会津八一の旅
新潟生まれの歌人・会津八一の旅の足跡をたどった一冊。新潟県人には楽し恥ずかしです
新潟県に生まれ、後に歌人・秋艸道人として優れた歌を詠み、美術史家としても知られる会津八一。奈良の仏像を愛し、優れた歌を多数残しており、奈良の寺社などでは会津八一の歌碑が見られます。
そんな会津八一は日本各地を旅してその土地ごとの歌を詠んでいますが、筆者は実際にその足跡を追っています。八一は1881年生まれ(さらに8月1日生まれだから八一と名付けられたとか)で、この著書は1997年に出版されていますから、八一の旅とは70年前後の開きがあります。宿泊した宿まで丹念に追っていますが、さすがに営業していないところなども少なくありません。
個人的には、奈良を旅した際に詠んだ歌(歌集「南京新唱」など)については他の本でも読んでいますが、他にも信州や、九州方面への4ヶ月にも及ぶ長期旅行をしていたことは全く知りませんでした。臼杵の石仏群や大宰府跡を見ており、太宰府では「いにしえの とほのみかどの いしずゑを くさにかぞふる うつら うつらに」という余韻の美しい歌を遺しています。
紹介されているエピソードにも興味深いものが多かったです。
●「東大寺が年間の赤字で困っている時、道人の発想で仏像写真の葉書を一般に売り出したところ、黒字が赤字の倍になり、お礼にと道人を二の膳、三の膳つきで招待した」などというもの
●毎冬になると、新潟県の水原町・瓢湖(ひょうこ)には白鳥が飛来し、今では新潟の冬の観光名所になっています。これは吉川重三郎という人物が餌付けに成功し、数十羽から数千羽まで飛来数を増やしたのだとか。新潟日報社に勤めている当時、同社の文化賞を与えるために八一もここを訪れています
この他にも、同じ新潟県人の相馬御風との出会いのシーンなど、新潟生まれ・奈良在住の私にはとても興味深かったです。

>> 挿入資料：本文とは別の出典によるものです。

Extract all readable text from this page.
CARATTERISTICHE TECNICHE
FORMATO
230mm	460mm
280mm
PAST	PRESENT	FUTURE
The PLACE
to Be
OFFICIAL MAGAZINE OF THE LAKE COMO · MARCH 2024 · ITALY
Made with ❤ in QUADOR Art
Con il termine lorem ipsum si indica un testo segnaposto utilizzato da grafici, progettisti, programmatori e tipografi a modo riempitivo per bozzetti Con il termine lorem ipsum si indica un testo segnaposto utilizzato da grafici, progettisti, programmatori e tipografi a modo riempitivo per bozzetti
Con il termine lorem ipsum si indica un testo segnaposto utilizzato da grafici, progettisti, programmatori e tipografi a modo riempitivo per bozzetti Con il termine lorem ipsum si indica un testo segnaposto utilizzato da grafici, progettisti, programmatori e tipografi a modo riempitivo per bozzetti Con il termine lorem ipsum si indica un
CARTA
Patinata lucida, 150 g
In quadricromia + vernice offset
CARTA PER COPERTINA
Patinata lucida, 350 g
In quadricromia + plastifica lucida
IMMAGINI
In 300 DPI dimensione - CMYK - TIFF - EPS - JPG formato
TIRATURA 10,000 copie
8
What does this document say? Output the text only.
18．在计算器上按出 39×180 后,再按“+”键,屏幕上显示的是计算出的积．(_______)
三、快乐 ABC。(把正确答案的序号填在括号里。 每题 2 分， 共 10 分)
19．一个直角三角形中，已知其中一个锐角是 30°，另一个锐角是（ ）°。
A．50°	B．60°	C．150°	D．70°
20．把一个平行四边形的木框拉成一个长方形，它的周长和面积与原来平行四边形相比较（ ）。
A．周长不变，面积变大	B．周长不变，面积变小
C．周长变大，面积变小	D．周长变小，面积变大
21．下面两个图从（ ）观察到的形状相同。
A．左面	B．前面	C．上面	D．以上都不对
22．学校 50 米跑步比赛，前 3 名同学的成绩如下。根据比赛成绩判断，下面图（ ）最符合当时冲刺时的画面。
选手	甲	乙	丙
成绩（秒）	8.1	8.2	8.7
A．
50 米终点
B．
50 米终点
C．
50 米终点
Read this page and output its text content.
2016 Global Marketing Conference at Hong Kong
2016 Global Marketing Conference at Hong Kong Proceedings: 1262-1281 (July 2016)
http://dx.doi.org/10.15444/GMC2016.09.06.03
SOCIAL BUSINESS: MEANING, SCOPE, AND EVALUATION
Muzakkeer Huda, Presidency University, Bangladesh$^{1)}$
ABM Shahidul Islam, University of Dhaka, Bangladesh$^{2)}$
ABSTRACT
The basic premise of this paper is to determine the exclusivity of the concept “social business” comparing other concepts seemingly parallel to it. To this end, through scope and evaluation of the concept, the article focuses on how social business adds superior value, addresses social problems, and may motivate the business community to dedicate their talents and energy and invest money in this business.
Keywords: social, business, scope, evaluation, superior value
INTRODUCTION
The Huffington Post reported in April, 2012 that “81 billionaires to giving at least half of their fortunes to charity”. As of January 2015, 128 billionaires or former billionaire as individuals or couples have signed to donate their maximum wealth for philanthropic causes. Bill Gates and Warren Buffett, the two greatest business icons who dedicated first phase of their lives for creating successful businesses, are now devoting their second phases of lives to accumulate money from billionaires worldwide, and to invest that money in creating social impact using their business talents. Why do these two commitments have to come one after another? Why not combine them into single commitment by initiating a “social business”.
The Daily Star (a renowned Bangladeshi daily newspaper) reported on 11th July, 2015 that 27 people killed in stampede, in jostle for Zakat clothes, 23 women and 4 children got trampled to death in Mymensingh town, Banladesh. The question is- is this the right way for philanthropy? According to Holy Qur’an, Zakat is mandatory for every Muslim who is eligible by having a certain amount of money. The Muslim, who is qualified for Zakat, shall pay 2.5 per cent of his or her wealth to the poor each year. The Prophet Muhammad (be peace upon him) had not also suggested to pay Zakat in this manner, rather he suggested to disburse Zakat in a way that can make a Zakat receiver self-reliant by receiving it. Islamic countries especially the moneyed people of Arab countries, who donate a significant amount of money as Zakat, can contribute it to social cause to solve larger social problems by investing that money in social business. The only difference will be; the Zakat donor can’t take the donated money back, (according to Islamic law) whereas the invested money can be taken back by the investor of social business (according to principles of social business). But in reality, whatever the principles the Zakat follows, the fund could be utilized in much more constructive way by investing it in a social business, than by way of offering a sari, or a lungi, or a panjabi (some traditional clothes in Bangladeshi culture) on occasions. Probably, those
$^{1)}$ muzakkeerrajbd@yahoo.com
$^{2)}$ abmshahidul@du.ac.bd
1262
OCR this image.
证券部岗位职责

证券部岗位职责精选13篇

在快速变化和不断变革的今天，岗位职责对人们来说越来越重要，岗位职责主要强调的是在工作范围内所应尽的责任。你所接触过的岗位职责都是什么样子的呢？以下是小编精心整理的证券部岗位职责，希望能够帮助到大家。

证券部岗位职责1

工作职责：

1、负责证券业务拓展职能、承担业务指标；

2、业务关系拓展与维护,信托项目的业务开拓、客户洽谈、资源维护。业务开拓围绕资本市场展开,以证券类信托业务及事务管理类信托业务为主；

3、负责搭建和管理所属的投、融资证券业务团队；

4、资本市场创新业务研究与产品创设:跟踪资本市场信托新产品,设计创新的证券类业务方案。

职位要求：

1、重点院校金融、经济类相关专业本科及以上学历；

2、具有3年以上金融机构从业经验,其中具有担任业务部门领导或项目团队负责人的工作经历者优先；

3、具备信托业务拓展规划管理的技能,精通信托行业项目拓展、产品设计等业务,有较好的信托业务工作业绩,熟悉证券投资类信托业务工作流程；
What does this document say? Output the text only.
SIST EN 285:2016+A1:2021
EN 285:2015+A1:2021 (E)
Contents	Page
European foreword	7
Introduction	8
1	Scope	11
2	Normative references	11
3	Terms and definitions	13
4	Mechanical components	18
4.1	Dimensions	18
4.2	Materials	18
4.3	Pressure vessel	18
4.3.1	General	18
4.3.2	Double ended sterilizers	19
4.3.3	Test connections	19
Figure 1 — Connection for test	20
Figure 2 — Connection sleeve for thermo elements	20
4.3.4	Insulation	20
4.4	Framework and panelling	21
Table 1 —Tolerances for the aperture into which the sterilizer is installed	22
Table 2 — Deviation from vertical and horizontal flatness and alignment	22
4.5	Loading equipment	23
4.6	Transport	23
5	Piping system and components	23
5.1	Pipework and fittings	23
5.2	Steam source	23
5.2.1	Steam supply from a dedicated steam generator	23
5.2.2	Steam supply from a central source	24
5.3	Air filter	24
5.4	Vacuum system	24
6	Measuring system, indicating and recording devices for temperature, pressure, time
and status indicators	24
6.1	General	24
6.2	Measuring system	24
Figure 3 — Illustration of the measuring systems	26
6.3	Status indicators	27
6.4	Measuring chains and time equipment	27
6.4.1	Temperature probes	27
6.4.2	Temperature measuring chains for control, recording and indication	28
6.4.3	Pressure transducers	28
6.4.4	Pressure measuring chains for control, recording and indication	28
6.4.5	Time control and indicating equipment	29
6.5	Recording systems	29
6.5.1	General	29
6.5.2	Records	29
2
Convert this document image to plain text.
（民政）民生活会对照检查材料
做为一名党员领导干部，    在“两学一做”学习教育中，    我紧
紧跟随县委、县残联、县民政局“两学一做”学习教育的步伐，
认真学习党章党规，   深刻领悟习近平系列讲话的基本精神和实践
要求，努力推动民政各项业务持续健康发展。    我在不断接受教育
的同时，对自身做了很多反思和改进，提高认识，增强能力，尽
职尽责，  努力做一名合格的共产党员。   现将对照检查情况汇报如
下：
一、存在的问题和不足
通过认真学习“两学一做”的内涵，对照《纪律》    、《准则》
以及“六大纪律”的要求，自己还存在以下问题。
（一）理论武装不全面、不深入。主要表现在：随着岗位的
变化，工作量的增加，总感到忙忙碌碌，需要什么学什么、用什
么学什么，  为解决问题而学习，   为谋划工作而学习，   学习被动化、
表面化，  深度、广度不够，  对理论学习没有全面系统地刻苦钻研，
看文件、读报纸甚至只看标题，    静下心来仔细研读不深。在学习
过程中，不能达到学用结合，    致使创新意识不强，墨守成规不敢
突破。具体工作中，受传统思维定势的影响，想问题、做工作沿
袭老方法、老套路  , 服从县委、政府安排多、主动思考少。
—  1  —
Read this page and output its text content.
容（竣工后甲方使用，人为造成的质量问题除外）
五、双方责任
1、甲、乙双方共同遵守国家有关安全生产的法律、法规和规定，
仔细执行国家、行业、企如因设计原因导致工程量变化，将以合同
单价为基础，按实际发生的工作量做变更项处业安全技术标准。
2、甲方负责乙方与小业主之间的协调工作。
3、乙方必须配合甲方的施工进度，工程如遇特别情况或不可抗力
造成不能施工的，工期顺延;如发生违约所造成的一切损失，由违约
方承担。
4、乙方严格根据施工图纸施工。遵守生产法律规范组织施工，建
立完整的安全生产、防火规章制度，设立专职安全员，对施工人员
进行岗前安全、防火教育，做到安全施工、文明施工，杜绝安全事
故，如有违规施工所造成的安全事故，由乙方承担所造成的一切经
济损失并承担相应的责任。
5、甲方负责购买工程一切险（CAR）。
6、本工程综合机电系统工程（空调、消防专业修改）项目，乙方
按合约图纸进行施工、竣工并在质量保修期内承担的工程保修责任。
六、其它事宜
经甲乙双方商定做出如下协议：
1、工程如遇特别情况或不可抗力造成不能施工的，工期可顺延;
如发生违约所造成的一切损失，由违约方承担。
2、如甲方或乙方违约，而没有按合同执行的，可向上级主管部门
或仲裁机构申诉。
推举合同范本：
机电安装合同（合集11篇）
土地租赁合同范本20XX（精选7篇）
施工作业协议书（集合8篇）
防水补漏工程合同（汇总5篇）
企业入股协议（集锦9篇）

ただし、八一の真摯な心持ちを表すため、文中に何度も「越後人に特有の●●で…」という表現が出てきます。●●には、勤勉さ・粘り強さ・真面目さ・親切さなどが入るのですが、あまりにも頻発するため、私も新潟県人のハシクレとして照れくさくなってくるほどでした。筆者も同郷で熱烈な郷土愛の持ち主なのかと思いきや、どうやら福島の方だとか。余計に気恥ずかしいです(笑)
余談ですが、あとがきの中で電車内の会話で「越後の三偉人」という話が聞こえてきたというエピソードを紹介しています。1997年当時は、「良寛、会津八一、田中角栄」だったとか。ほぼ同感!